Axo Copper Corp. (the "Company") today announced that it has obtained a receipt for its final prospectus filed with the securities regulatory authorities in each of the provinces and territories of Canada, except Quebec (the "Final Prospectus"), which qualifies the distribution of an aggregate 18,182,000 units of the Company (the "Units") at a price of $0.55 per Unit for gross proceeds of $10,000,100 (prior to the exercise of the the Over-Allotment Option (as defined below)) (the "Offering"). Each Unit will be comprised of one common share in the capital of the Company (each, a "Common Share") and one-half of one Common Share purchase warrant of the Company (each whole Common Share purchase warrant, a "Warrant"). Each Warrant will be exercisable into one Common Share (each a "Warrant Share") at an exercise price of $0.70 per Warrant Share at any time prior to 5:00 p.m. (Toronto time) on the date that is 24 months following the closing date of the Offering (the "Closing Date"), subject to adjustment in certain events.

The Offering will be completed pursuant to the terms of an underwriting agreement dated May 23, 2025, among the Company and a syndicate of underwriters co-led by Stifel Nicolaus Canada Inc. and SCP Resource Finance LP (together, the "Co-Lead Underwriters"), together with BMO Nesbitt Burns Inc., Desjardins Securities Inc., Ventum Financial Corp. and Haywood Securities Inc. (collectively, with the Co-Lead Underwriters, the "Underwriters").

The Underwriters have been granted an over-allotment option, exercisable in whole or in part, at the sole discretion of the Co-Lead Underwriters, at any time and from time to time for a period of 30 days from and including the Closing Date, to purchase up to an additional 15% of the Units sold under the Offering, to cover the Underwriters' over-allocation position, if any, and for market stabilization purposes (the "Over-Allotment Option").

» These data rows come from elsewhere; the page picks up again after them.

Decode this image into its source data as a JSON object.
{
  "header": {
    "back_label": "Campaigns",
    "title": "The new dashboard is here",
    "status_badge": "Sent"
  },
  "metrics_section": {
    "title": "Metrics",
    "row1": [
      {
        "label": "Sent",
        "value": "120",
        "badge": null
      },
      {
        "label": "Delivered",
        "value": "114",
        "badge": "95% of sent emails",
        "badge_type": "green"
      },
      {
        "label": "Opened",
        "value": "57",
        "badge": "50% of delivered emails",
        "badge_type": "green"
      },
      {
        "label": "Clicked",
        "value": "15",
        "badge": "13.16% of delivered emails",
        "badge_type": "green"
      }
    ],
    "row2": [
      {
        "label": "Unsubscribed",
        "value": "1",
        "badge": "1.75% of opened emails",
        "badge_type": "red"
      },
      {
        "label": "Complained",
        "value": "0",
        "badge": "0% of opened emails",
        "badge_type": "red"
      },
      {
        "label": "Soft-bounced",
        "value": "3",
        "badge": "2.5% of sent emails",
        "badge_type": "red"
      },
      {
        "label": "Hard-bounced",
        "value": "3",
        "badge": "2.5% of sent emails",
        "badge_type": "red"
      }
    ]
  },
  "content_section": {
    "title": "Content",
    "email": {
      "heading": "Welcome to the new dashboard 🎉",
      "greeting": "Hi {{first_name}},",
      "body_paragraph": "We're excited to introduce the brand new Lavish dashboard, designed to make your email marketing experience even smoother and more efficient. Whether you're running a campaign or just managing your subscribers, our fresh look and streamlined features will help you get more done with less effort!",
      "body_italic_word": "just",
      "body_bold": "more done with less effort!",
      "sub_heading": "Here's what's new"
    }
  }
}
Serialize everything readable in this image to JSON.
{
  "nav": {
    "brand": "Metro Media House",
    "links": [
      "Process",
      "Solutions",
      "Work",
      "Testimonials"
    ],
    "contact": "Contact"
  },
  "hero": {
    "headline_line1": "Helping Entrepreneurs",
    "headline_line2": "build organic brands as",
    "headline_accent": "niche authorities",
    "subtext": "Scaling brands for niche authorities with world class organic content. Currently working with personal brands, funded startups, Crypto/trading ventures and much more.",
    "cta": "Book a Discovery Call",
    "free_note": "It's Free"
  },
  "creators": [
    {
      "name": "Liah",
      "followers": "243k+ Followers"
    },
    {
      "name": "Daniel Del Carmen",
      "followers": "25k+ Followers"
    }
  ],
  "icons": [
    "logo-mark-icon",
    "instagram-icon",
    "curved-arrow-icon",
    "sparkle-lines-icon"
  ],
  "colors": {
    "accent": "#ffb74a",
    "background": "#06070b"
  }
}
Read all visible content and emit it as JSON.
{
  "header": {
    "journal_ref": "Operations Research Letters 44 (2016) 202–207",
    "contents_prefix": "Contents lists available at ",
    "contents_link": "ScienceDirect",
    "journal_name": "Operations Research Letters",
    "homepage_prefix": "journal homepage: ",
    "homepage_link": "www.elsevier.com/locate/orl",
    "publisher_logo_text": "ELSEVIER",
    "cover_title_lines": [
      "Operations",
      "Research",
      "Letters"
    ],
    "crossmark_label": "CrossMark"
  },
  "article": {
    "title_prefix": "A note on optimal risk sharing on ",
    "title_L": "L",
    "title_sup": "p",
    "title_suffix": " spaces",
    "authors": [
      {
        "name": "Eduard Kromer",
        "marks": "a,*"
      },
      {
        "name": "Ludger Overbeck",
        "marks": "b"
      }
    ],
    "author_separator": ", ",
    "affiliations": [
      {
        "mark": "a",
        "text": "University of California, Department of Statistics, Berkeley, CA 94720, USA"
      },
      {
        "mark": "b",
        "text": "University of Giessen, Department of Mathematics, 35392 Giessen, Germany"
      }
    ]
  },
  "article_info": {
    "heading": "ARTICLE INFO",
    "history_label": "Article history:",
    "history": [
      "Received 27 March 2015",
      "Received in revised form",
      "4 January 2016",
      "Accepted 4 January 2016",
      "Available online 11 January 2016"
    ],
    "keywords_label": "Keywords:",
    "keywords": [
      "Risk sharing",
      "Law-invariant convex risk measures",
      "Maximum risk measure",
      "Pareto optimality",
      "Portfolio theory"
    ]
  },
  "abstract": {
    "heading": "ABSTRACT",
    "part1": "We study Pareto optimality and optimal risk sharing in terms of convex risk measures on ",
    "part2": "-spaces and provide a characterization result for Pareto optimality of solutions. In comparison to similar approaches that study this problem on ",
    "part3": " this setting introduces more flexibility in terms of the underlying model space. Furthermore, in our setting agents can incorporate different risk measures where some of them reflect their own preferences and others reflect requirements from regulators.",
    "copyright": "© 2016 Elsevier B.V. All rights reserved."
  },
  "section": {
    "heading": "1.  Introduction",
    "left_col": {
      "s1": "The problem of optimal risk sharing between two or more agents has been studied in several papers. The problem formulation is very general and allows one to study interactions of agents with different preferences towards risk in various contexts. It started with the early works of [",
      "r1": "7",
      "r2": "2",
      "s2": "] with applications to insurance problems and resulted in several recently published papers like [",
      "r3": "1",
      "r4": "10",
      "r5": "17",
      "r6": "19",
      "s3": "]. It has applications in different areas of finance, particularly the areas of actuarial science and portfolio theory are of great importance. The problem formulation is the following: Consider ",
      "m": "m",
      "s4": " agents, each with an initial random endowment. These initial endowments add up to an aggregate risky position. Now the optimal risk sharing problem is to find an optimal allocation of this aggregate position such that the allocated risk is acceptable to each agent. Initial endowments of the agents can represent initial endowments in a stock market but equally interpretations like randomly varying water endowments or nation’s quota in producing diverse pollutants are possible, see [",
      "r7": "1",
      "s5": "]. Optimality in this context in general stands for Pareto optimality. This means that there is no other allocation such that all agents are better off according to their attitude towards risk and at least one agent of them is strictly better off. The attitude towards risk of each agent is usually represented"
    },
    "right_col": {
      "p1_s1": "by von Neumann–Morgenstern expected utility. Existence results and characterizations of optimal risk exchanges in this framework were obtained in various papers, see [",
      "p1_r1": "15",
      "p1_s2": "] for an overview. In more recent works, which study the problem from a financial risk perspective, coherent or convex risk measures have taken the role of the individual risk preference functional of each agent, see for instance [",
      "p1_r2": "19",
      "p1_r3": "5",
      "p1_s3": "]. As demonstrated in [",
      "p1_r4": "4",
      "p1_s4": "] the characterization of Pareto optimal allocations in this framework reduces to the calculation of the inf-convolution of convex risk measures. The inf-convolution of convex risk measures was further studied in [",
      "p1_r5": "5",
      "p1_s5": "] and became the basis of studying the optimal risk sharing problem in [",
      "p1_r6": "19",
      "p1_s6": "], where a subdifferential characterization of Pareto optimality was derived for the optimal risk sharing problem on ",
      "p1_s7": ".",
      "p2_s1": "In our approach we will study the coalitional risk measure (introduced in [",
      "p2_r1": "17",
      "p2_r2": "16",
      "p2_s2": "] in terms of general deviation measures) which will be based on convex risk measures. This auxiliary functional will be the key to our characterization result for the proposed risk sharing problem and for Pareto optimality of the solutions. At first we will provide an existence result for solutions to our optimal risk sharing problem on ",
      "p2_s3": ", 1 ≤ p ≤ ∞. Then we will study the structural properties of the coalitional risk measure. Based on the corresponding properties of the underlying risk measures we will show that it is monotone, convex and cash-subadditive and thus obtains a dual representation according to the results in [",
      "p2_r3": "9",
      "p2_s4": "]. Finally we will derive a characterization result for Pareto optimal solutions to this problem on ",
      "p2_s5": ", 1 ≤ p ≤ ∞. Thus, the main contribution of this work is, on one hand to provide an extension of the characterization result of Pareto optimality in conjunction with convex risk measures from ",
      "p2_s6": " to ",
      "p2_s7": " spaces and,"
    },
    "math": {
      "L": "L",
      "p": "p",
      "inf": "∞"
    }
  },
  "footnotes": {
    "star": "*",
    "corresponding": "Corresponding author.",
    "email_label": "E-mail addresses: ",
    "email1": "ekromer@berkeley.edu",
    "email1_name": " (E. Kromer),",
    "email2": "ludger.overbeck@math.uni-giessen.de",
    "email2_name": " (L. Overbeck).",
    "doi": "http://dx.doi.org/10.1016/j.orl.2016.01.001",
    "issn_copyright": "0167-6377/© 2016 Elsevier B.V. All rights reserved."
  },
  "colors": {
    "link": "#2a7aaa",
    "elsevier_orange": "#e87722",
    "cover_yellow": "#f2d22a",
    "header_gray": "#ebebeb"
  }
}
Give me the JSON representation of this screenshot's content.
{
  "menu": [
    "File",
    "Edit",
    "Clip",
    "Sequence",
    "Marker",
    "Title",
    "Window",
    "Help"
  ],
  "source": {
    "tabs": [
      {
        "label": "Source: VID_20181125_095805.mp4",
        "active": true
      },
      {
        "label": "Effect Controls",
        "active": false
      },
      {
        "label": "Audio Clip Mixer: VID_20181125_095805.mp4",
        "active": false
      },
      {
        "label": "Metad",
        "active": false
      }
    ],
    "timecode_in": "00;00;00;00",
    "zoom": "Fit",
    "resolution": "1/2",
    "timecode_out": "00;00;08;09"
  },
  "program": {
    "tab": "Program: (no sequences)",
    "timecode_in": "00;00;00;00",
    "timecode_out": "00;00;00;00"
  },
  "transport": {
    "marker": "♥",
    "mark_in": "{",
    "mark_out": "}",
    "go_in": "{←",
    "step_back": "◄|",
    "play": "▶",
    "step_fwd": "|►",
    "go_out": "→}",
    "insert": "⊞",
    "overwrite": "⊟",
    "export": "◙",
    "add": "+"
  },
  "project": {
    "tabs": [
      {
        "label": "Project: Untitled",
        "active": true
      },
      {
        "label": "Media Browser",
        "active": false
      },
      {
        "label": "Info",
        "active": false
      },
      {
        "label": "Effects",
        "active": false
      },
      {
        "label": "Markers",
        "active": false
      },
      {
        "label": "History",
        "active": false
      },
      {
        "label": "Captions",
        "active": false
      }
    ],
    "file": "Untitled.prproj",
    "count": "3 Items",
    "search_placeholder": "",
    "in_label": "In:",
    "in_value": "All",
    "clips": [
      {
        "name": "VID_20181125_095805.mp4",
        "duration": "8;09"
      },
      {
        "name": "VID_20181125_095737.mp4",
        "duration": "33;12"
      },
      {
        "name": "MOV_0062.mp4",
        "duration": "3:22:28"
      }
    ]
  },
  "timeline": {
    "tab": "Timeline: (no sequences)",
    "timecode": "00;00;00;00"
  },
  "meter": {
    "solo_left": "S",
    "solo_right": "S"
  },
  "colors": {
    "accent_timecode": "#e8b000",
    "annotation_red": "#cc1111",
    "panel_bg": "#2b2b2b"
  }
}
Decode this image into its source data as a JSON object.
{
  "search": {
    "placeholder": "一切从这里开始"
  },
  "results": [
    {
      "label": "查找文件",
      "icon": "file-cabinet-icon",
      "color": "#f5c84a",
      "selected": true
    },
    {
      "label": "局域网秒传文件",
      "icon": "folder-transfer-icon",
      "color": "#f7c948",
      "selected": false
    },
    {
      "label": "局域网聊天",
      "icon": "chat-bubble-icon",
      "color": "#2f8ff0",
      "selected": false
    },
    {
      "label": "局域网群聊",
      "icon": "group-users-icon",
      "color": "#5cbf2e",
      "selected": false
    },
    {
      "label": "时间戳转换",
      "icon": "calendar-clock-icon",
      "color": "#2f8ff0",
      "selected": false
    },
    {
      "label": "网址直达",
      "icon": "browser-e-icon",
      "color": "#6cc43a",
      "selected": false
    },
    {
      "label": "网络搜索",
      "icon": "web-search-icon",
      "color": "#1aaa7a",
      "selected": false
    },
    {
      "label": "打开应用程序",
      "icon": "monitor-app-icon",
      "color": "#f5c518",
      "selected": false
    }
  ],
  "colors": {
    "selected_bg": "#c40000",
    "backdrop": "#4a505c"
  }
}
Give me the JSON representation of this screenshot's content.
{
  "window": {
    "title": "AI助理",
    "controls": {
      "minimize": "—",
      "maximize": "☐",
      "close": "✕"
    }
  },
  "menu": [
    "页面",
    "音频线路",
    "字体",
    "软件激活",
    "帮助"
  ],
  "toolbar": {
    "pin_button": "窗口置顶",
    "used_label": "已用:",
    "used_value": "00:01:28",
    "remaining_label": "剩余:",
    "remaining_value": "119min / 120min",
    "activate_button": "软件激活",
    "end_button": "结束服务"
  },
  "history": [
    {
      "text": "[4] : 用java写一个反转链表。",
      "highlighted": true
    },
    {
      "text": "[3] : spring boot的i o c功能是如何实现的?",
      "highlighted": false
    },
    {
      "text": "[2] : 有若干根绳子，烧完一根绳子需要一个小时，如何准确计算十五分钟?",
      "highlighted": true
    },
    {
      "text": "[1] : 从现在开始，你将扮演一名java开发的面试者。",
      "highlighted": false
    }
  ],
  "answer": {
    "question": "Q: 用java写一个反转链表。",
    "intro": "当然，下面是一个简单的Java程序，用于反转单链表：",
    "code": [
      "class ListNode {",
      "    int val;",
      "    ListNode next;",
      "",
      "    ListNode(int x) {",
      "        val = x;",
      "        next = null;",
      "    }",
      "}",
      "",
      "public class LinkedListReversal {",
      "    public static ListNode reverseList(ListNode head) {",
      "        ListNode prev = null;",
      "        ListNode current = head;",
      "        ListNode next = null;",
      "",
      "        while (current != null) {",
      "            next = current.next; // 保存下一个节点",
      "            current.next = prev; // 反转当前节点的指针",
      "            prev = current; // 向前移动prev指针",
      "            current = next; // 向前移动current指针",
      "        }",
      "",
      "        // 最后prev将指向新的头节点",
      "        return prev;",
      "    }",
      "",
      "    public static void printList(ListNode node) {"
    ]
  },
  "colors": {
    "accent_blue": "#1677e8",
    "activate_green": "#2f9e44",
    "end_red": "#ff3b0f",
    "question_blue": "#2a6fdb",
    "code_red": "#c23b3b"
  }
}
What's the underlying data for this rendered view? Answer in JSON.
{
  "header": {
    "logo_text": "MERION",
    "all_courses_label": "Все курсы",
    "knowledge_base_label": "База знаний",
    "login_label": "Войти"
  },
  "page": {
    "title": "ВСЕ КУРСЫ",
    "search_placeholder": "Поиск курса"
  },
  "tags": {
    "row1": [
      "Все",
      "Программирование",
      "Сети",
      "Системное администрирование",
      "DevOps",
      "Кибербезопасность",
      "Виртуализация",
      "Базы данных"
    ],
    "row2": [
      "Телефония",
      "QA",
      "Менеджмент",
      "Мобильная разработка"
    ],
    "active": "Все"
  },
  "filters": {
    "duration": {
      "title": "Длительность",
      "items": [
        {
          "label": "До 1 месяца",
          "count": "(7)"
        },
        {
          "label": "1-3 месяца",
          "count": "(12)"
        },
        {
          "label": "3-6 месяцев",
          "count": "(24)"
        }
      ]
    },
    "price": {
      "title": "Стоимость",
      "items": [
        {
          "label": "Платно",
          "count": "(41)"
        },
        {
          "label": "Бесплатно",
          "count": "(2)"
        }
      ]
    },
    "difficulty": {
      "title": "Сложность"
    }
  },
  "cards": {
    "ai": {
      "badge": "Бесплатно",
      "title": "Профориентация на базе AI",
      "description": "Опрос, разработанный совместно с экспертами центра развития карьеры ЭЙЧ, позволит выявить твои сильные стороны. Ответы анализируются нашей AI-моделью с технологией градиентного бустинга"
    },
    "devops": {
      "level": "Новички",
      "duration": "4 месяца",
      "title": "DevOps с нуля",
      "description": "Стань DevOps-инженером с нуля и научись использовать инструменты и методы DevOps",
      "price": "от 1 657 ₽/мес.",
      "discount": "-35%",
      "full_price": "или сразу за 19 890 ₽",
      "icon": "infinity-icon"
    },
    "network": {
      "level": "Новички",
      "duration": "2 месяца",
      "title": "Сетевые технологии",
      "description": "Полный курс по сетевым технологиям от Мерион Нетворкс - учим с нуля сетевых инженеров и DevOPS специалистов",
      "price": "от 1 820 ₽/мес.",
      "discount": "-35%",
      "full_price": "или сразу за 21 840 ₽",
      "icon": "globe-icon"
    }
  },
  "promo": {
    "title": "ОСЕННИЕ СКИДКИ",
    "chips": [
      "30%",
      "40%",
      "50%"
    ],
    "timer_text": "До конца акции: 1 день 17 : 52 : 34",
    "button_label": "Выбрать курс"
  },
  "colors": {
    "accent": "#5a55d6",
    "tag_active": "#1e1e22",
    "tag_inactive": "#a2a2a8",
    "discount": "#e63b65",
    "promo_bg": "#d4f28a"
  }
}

The Over-Allotment Option may be exercised to acquire up to 2,727,300 additional Units and/or any combination of additional Common Shares and/or additional Warrants, provided, in each case, that the aggregate number of additional Common Shares and additional Warrants does not exceed 2,727,300 additional Common Shares and 1,363,650 additional Warrants.

The closing of the Offering is expected to occur on or about June 4, 2025, subject to customary closing conditions, following which the Common Shares are expected to commence trading on the TSX Venture Exchange ("TSXV") under the symbol "AXO". The TSXV has conditionally approved the listing of the Common Shares and the Warrant Shares, subject to fulfillment by the Company of all of the initial listing requirements and conditions of the TSXV.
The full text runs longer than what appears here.